When is the Government going to get this message: democracy is not a device to keep the Labour Party in power...Labour seems determined to use the time it has left to skew electoral laws in its favour. It has introduced this month a second electoral outrage - a bill to extend the law legalising the use of public money for political purposes that were ruled improper by the Auditor General after the last election.
The Clark Government's refusal to bow to public opinion on this subject beggars belief.
The Listener also joins in with its second editorial on the bill.
Proposed rules for election-year spending are blatantly unfair. The government’s plans for legislation covering election spending recall that infamous night when MPs set up a superannuation scheme for themselves. This week the government introduced to Parliament a measure called the Appropriation (Continuation of Interim Meaning of Funding for Parliamentary Purposes) Bill, which it intends to rush through before Christmas. If the title was not deliberately chosen to make the bill seem tedious, then it is the government’s good fortune that it certainly has that effect.

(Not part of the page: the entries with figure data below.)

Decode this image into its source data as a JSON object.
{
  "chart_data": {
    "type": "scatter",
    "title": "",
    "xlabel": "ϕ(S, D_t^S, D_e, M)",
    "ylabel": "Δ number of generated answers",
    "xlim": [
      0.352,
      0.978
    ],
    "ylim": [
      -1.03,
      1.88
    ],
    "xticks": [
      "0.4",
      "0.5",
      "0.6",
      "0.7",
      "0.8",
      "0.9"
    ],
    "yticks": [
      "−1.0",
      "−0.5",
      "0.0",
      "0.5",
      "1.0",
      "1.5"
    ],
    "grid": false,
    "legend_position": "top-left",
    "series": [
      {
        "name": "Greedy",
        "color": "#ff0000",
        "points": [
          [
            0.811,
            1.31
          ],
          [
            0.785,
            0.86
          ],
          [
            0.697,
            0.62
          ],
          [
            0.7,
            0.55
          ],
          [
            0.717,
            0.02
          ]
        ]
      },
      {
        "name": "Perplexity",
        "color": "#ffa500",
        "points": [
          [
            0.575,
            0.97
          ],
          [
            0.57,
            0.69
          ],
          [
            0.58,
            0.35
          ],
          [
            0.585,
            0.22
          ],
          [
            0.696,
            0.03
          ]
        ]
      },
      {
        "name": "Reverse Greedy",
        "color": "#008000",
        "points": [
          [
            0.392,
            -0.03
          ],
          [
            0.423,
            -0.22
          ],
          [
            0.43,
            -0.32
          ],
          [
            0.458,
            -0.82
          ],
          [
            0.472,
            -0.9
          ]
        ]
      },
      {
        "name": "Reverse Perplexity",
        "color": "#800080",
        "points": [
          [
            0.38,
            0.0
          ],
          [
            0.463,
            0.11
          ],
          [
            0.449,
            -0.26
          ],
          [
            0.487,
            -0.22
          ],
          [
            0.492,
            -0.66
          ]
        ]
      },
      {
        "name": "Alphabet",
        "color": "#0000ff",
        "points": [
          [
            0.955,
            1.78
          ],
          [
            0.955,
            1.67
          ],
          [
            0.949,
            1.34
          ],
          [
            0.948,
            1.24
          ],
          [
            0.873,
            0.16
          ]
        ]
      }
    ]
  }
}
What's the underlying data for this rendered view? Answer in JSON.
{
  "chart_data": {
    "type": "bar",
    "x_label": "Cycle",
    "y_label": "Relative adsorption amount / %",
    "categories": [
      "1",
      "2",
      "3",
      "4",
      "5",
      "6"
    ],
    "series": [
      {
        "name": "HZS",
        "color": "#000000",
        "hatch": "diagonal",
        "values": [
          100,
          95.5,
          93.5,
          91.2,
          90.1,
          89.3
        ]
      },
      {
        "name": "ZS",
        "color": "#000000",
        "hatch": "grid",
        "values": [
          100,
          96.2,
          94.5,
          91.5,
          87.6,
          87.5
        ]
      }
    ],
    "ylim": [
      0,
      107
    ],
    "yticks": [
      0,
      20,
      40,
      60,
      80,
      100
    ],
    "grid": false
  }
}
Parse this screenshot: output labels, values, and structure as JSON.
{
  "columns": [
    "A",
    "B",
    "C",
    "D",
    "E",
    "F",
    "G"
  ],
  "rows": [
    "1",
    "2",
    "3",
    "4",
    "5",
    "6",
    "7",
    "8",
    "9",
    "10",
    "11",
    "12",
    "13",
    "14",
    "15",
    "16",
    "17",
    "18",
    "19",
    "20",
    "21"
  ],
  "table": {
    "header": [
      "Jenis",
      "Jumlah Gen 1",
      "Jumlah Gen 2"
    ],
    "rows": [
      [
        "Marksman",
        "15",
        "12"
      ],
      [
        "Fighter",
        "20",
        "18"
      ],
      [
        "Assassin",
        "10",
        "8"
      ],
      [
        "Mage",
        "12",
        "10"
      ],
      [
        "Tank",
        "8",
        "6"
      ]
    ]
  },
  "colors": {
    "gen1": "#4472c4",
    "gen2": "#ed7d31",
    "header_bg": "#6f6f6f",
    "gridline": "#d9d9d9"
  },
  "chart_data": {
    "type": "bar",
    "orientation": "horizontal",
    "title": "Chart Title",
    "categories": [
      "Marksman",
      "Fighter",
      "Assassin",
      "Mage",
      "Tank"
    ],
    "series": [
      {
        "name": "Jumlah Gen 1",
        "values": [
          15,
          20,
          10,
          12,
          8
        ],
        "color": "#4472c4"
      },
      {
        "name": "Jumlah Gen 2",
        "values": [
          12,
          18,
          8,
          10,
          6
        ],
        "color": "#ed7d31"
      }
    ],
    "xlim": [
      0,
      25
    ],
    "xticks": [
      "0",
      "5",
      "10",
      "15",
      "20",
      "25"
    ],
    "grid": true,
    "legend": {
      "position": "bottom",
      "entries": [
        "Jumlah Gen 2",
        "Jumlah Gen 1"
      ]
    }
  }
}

It might as well be called the “One Law for MPs Bill”. When combined with the Electoral Finance Bill, which is being considered by a select committee, it makes the rules on advertising in an election period markedly different for MPs than for all other New Zealanders.
The Electoral Finance Bill contains a provision that means it does not apply to MPs. Instead, they will be covered by the “One Law for MPs Bill”. This allows them to campaign next year, right up to the day before the election, using the generous taxpayer-funded allowances given to each party represented in Parliament. What is more, this spending will not be counted as part of each MP’s individual spending cap, nor towards a party’s spending cap.
The public deserve better. Not only because the public are paying for it, but because it is unfair for incumbent MPs to have a legalised advantage and because, in election year, there should be a level of robust participation that the Electoral Finance Bill will inhibit.
The bill’s provisions are a shame and a shambles and New Zealand’s democracy will be poorer if they are passed.